Po pracy powrót przez Będzin, gdzie zahaczam o serwis by w końcu zamówić nowy pojazd. Okazuje się, że są schody. Wszyscy producenci mieszają z cenami. Jedni podnoszą. Inni zawieszają sprzedaż. Podobno z powodu kursu dolara. Wybranej Meridy nie da się teraz zamówić :-/ Oglądam katalogi Scott-a i jeden z modeli zeszłorocznych ma to co bym chciał i jest w moim zasięgu więc sprawa rozstrzygnie się w poniedziałek. Jak po telefonie będzie info, że jest dostępny to się zdecyduję na tego Scotta. Trochę lepsze amory i dłuższa gwarancja na ramę za niewiele wyższą cenę. Jak nie będzie tej opcji to chyba przyjdzie przeczekać zawirowania na rynku aż się sytuacja ustabilizuje. Potem przez Zamkowe, Grodziec i Gródków wracam do domu. Jeszcze za jasności. Tu zmiana sakw i zagięcie do wsiowego Lewiatana. Dystans na oko bo GPS wyjątkowo nie chciał dziś współpracować. Zmierzył jakieś 32km tymczasem pokonany przeze mnie dziś dystans to min 36km. Łącznie posiało się przynajmniej 4km. No niedobrze. Zastanawiam się czy to wina temperatury czy też wstrząsów. Albo może kombinacja tych czynników. Zakup nowego GPS-a przed poważniejszymi wyjazdami może okazać się już nie zachcianką tylko koniecznością. Ten, co prawda, dalej po włączeniu pokazuje prawidłowo pozycję, ale już z rejestrowaniem śladu i liczeniem czasu i dystansu jest problem. Szkoda, bo dużo razem zjeździliśmy i szkoda go spisywać na straty, ale naprawa raczej nie będzie już opłacalna a może nawet możliwa :-( W turystyce pieszej jeszcze się sprawdzi bo w tego typu aktywności nie ma zbyt wiele wstrząsów takich jak na rowerze. Sęk w tym, że chodzenie odprawiam sporadycznie.
Kategoria GPS-, Praca
DPONDZ
-
DST
50.00km
-
Czas
02:34
-
VAVG
19.48km/h
-
Sprzęt Kiedyś Giant
-
Aktywność Jazda na rowerze
+3. Ciągle jeszcze ciemno. Wiatr mniej więcej jak wczoraj. Jak na styczeń warunki całkiem dobre. Start 6:03. Lądowanie z zapasem 9 minutek. Przejazd spokojny choć po drodze była okazja zaobserwować kilku furiatów za kierownicą. Na finiszu zaczątki pięknego wschodu słońca.
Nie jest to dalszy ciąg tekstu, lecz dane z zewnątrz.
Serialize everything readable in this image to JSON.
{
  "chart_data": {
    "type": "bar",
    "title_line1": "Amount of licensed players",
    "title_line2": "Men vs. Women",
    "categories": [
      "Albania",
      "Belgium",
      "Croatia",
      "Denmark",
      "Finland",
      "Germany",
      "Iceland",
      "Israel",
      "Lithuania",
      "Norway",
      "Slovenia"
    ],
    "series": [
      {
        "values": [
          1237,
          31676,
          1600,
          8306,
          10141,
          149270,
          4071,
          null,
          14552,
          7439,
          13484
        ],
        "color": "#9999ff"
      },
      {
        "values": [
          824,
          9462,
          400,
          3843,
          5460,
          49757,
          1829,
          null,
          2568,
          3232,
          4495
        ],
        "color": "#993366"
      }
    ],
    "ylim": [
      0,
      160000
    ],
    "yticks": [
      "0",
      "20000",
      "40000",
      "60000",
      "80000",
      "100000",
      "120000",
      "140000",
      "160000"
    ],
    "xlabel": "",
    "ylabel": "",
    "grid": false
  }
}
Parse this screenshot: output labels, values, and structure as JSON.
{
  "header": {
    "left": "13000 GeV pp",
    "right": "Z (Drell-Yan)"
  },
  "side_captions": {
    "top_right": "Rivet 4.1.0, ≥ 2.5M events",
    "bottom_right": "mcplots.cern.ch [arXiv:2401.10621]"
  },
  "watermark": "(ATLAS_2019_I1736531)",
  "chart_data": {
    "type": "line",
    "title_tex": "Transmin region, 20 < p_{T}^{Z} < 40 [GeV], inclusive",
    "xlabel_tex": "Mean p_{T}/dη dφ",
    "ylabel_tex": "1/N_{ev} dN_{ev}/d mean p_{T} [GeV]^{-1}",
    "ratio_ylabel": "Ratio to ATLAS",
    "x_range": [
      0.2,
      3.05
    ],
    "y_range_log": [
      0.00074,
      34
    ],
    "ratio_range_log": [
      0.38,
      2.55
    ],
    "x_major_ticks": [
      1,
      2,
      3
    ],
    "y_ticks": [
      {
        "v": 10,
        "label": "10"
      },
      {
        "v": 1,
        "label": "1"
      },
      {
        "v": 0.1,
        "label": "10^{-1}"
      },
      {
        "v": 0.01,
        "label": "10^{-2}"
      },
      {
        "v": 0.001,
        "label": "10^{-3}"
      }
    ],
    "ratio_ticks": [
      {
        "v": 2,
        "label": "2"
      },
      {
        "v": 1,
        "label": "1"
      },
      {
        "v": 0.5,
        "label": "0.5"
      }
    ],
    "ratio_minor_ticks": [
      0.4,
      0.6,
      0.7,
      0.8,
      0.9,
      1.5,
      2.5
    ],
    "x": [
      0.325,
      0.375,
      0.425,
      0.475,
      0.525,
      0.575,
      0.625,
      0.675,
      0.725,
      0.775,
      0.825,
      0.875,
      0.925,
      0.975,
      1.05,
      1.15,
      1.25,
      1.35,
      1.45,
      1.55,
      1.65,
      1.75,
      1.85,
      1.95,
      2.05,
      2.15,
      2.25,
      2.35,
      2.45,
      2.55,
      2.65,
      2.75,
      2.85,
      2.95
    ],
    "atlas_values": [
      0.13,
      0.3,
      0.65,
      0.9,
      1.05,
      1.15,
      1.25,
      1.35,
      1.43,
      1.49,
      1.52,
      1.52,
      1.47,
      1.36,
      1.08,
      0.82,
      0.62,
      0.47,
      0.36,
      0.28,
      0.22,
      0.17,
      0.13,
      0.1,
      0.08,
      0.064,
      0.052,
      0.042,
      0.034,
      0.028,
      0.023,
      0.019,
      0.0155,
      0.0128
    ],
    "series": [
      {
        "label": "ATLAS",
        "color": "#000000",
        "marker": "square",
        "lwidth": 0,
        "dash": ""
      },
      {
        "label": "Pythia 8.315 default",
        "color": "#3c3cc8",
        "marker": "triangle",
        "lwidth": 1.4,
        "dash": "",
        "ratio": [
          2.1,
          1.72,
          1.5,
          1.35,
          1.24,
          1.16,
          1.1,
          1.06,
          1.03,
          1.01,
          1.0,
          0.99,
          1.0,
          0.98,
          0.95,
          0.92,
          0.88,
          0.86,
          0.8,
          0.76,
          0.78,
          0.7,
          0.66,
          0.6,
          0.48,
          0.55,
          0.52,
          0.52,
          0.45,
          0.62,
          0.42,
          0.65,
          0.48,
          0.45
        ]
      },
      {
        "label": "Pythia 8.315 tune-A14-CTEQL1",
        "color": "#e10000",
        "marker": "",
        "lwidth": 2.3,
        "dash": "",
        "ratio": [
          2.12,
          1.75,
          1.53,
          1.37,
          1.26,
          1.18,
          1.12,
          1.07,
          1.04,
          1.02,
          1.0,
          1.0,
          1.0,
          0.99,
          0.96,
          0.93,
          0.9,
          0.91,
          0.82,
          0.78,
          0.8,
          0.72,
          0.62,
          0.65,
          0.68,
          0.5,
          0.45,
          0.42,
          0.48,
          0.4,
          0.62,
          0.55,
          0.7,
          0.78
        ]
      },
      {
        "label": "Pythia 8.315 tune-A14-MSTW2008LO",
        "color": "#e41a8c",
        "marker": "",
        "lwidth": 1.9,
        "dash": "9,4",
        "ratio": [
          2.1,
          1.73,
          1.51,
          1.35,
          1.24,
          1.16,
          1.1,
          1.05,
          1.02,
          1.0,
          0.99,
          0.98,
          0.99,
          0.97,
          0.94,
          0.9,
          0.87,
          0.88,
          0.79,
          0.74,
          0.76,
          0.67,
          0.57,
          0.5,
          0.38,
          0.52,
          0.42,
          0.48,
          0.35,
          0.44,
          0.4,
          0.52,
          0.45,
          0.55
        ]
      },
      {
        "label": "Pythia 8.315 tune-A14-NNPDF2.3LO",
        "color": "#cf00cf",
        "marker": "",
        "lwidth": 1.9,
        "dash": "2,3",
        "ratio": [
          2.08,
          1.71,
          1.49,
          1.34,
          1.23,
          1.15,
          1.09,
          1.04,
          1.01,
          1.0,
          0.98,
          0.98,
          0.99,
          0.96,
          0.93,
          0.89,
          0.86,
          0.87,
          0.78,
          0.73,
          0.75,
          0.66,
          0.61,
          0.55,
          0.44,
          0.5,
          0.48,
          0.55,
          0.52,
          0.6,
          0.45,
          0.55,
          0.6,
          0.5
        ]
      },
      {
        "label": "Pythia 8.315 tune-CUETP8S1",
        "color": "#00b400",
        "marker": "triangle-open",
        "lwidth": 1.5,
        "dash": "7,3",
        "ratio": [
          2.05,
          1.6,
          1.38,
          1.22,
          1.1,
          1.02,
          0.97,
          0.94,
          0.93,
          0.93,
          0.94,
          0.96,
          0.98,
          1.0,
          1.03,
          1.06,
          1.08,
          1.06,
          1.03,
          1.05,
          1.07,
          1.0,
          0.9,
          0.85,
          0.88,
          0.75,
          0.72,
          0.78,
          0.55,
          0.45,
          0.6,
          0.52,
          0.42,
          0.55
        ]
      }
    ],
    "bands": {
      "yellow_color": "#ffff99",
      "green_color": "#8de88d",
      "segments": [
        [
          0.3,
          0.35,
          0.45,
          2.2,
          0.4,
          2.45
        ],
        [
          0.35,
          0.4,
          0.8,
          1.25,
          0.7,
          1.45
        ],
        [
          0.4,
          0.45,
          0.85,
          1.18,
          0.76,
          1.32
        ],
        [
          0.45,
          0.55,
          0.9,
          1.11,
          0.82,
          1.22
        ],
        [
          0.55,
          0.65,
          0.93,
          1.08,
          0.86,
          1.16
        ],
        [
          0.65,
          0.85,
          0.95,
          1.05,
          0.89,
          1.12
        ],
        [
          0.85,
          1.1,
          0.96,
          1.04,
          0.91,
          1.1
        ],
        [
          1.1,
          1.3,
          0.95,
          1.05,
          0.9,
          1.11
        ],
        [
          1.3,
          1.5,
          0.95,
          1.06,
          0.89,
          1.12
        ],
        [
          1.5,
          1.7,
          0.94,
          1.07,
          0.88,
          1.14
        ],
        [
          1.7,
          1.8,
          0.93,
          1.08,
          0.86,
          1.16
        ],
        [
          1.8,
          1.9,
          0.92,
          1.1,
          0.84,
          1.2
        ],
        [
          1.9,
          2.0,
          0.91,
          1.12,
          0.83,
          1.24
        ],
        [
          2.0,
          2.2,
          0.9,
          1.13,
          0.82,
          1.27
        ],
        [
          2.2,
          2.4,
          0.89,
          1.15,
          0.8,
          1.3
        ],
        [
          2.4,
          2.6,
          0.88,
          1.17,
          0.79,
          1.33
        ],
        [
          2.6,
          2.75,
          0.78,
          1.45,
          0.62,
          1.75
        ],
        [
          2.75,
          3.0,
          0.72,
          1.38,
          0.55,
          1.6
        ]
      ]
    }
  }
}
Na powrocie znów całkiem fajne warunki. Co prawda słońca mniej ale wiaterek wciąż niezbyt przeszkadzający i temperatura przynajmniej +5. Oczywiście powrót objazdowy. Dziś kolejno przez Plejadę i Chemiczną do Czeladzi. Stamtąd mostkiem na czerwonym szlaku do Przełajki. Tutaj kawałek miałem do dyspozycji króliczka. Wyprzedził z zaskoczenia i przez chwilę miałem mu odpuścić ale jak kawałek odjechał to zakręciłem żwawsze młynki i zacząłem go gonić. Jak miałem do niego z 5-10m to zrównałem tempo żeby zobaczyć ile pociągnie ale się rozczarowałem bo nim dojechaliśmy do górki przed mostem skręcił chyba do domu :-/ Dalej więc bez ścigania swoim tempem obok pola do paint-ball-a przy dawnej KWK "Jowisz" i przez pola zjazd do Wojkowic na Orbitalną. Tutaj obieram kierunek na Rogoźnik. Minąwszy kościół zwrot w prawo do Strzyżowic. Tutaj lekkie wygięcie i w domu ląduję z wynikiem 47km. Zakładam większe sakwy i ciut dłuższe zagięcie do wsiowego Lewiatana żeby potem już nie cudować z doginaniem do 50km. Pod domem brakło 100m do 51km. Bardzo przyjemny i dość spokojny powrót do domu. Zachód słońca dziś ciut po 16:00 ale względna jasność utrzymuje się jeszcze sporo ponad pół godziny więc jedzie się całkiem nieźle. Jezdnie suche. Wiaterek do przyjęcia. Taka zima może być do samej wiosny :-)
GPS -1.
Kategoria Praca, GPS-
DPND
-
DST
35.00km
-
Czas
01:58
-
VAVG
17.80km/h
-
Sprzęt Kiedyś Giant
-
Aktywność Jazda na rowerze
-7. W tej kwestii termometr nie chciał zmienić zdania. Na szczęście bez wiatru. Start 5:56. Kręcenie spokojne by się nie zagotować i jednocześnie nie załatwić napowietrzania. Po terenie było widać, że przymroziło. O wschodzie będą pewnie ładne widoki oszronionych lasów i pól. Przejazd spokojny. Nie zatrzymywałem się na focenie hotelu bo pewnie i tak by nie wszyło dobrze, a przy tym straciłbym nieco ciepła. Generalnie nie zmarzłem. Trochę tylko palce stóp odczuły chłód :-/
Powrót z pracy w dużo korzystniejszych warunkach termicznych ale bez większego gięcia. Mec, Środula (GPS na "-"), Stary Będzin, nerka, Łagisza, Sarnów. Przejazd spokojny. Pierwsza w tym roku okazja do śmignięcia po śniegu. Co prawda warstwa symboliczna ale śnieg to śnieg. Uślizgi jednak nie chciały wychodzić bo na tyle oponka z dość agresywnym bieżnikiem.
Kategoria Praca, GPS-
DPOD
-
DST
52.00km
-
Teren
2.00km
-
Czas
02:12
-
VAVG
23.64km/h
-
Sprzęt Kiedyś Giant
-
Aktywność Jazda na rowerze
+16. Niebo zachmurzone. Zamglenia. Jednak mimo tego odczuwalnie przyjemnie. Start nieco poza oknem - 6:19. Przejazd dość sprawny i na miejscu z zapasem 3 minutek. Po drodze dość sporo śladów po opadach.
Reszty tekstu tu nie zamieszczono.